The questions you should ask before thinking about hybrid clouds is “where’s the data”, “how will we access that data” and “what will be the impact of increased latency”. It’s surprising how few people consider these questions, and those that don’t usually learn the answers the hard way.

Reality check: What is actually interoperable?

Short answer: not much, particularly at the network- and security front.

Moving data-at-rest between private and public clouds is a solved problem (ignoring bandwidth, latency and transfer time issues). Migrating virtual machines between private and public clouds is relatively easy to do. Recreating logical networks and security controls from existing environment in a public cloud is still Mission Impossible – most hybrid cloud orchestration solutions expect the networking team to do manual synchronization of the logical networks used within the private and public clouds.

VMware Site Recovery Manager 6.1 announced at VMworld seems to be a large step in the right direction… but let’s wait till its NSX integration ships.

Cloud orchestration is another sore spot. It’s possible to use the same orchestration system for private and public clouds… assuming they use the same API (which is mostly the case when using OpenStack across all environments). All other combinations of private and public clouds raise pretty hard orchestration issues, which are commonly solved with plugins that expose functionality of public clouds to private cloud orchestration systems, but don’t provide seamless end-to-end functionality or workload migration capabilities.


  1. "Furthermore, you should encourage the application teams to deploy their own network services (load balancing and firewalling) on demand. This drastic change in perspective usually results in faster deployments and more flexible environment, but also in a total shift of responsibilities."

    Have you actually seen enterprises doing this? I ask, because as you said it is both easier, and a total shift in responsibilities and I agree wholeheartedly. However, I have never (and I emphasize never) seen an app owner understand their network requirements. They have been unable to fill out simple forms, and generally takes much hand holding to fill out said simple form.

    Almost every security form comes with access is required with "access is required bidirectionally."

    Q. Really, it's tcp who sends the TCP SYN?
    A. What??
    Q. Who initiates the session?
    A. Hmm, let me ask the vendor/programmer, etc..
    Q. How do you know you need this access?
    A. It's running slow.
    Q. OK, let start from the beginning.
    1. I know how frustrating that dialog can be, but OTOH consider what those same people have to do when deploying their applications to AWS (and there are plenty of enterprises deploying workloads there).
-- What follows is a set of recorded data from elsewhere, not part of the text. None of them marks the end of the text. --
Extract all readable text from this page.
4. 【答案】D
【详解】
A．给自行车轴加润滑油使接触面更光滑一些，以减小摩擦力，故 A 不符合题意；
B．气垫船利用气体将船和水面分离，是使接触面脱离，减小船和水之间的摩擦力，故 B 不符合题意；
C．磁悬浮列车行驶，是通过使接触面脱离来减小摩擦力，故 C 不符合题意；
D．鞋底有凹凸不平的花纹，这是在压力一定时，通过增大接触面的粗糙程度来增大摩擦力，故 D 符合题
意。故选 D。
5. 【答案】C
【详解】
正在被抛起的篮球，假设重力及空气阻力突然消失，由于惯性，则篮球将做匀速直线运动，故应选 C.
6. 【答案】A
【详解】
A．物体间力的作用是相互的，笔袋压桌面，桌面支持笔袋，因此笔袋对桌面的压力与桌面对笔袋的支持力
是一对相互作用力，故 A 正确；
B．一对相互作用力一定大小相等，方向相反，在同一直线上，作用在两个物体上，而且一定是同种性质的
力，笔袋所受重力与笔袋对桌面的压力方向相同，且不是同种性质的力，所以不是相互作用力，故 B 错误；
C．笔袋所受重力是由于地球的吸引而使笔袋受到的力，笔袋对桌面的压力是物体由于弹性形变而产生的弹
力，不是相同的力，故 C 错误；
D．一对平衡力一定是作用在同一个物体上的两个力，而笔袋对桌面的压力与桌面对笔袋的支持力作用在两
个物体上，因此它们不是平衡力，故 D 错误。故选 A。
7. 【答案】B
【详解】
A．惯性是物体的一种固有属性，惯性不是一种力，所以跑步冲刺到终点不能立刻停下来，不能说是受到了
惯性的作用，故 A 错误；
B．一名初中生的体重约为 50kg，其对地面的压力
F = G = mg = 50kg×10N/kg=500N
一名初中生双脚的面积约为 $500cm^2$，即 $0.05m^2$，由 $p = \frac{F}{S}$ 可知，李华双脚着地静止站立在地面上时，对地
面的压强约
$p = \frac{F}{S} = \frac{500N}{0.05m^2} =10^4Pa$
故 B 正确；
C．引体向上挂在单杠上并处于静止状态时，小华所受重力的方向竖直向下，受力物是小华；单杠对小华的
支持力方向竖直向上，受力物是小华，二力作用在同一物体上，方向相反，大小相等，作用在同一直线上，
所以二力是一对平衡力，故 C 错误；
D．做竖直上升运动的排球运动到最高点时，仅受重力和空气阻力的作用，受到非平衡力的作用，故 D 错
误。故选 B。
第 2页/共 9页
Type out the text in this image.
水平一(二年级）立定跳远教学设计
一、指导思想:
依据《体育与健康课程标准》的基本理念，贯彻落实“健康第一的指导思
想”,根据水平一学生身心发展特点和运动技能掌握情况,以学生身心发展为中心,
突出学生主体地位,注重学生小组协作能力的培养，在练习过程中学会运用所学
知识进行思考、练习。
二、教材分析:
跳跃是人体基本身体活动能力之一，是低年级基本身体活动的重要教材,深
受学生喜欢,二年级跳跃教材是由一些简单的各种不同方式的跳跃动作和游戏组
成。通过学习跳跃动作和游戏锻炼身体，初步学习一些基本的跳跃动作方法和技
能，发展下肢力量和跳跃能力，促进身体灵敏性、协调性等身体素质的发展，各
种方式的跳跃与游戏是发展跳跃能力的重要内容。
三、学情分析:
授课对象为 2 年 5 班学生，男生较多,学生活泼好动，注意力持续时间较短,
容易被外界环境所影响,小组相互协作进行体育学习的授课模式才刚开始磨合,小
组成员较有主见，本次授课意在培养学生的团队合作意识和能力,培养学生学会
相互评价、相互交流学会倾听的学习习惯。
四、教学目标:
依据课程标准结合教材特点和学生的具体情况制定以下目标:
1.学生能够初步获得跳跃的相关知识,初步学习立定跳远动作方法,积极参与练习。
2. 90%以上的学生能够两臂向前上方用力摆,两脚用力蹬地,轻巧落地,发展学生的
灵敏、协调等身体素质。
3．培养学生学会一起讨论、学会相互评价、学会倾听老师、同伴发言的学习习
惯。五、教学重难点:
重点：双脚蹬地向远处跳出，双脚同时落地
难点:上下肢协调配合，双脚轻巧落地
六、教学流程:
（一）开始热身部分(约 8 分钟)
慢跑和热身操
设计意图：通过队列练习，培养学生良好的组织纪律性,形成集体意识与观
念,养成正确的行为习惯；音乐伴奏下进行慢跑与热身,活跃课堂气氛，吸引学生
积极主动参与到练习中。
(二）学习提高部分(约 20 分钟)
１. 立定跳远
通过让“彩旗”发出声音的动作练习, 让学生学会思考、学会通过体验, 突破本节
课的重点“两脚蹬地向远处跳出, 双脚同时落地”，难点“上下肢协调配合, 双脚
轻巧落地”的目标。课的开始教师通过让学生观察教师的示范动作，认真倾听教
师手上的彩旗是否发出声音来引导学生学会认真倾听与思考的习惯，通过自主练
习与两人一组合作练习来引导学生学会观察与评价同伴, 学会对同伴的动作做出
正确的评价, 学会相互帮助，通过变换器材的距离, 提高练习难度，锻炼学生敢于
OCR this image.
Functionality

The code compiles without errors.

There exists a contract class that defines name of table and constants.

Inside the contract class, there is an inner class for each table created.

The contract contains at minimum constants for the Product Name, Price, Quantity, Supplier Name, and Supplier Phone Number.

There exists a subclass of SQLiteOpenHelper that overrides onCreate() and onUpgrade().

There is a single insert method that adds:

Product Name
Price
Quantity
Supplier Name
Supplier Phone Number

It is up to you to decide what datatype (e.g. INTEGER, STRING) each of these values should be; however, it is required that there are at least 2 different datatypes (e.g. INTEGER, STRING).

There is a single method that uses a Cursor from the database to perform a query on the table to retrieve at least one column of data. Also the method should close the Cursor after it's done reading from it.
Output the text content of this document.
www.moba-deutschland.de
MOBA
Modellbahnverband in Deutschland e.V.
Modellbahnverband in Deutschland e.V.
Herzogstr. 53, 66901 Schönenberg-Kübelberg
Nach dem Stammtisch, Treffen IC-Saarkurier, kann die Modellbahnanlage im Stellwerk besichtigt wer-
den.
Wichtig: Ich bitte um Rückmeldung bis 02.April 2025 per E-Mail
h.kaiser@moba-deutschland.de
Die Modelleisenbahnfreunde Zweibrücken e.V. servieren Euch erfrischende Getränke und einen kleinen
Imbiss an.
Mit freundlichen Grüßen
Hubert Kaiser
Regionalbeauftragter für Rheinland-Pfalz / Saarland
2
      Maybe we should make the process as simple as Amazon does? ;)
    2. Not only as simple, but as restrictive and flexible without killing yourself. I remember deploying my first machine on AWS years ago and I couldn't reach it after I knew it was up. Needed to explicitly white list who could access the system. While, you could do an "allow all", it at least makes you think who/what needs access. Oh, you need a LB, search Amazon docs and figure out how to set it up :) yeah, let's follow the Amazon process.
  2. " I have never (I emphasize never) seen an app owner understand their network requirements."

    People have a finite amount of time in their work week. If they are judged on delivering features and learning new toolkits, they aren't going to spend their time trying to understand something they are not judged on. If you push the load balancing and networking responsibility on to their teams, they they will spend time to understand it and will get better at it. I don't know RIP because I never had to use it. I know way more than I want about snmp because I *had* to learn it to get something done.

    Another side benefit of team supported infrastructure in the cloud is unlike a traditional datacenter, where there is tons of lateral network access to jump thru, most teams are isolated. If they screwup their security posture, that's a problem, but it only affects them, not the rest of the company. You touched upon it in the article, but in a large company it's a huge advantage over a datacenter where you have to be a fascist about any change that affects security postures.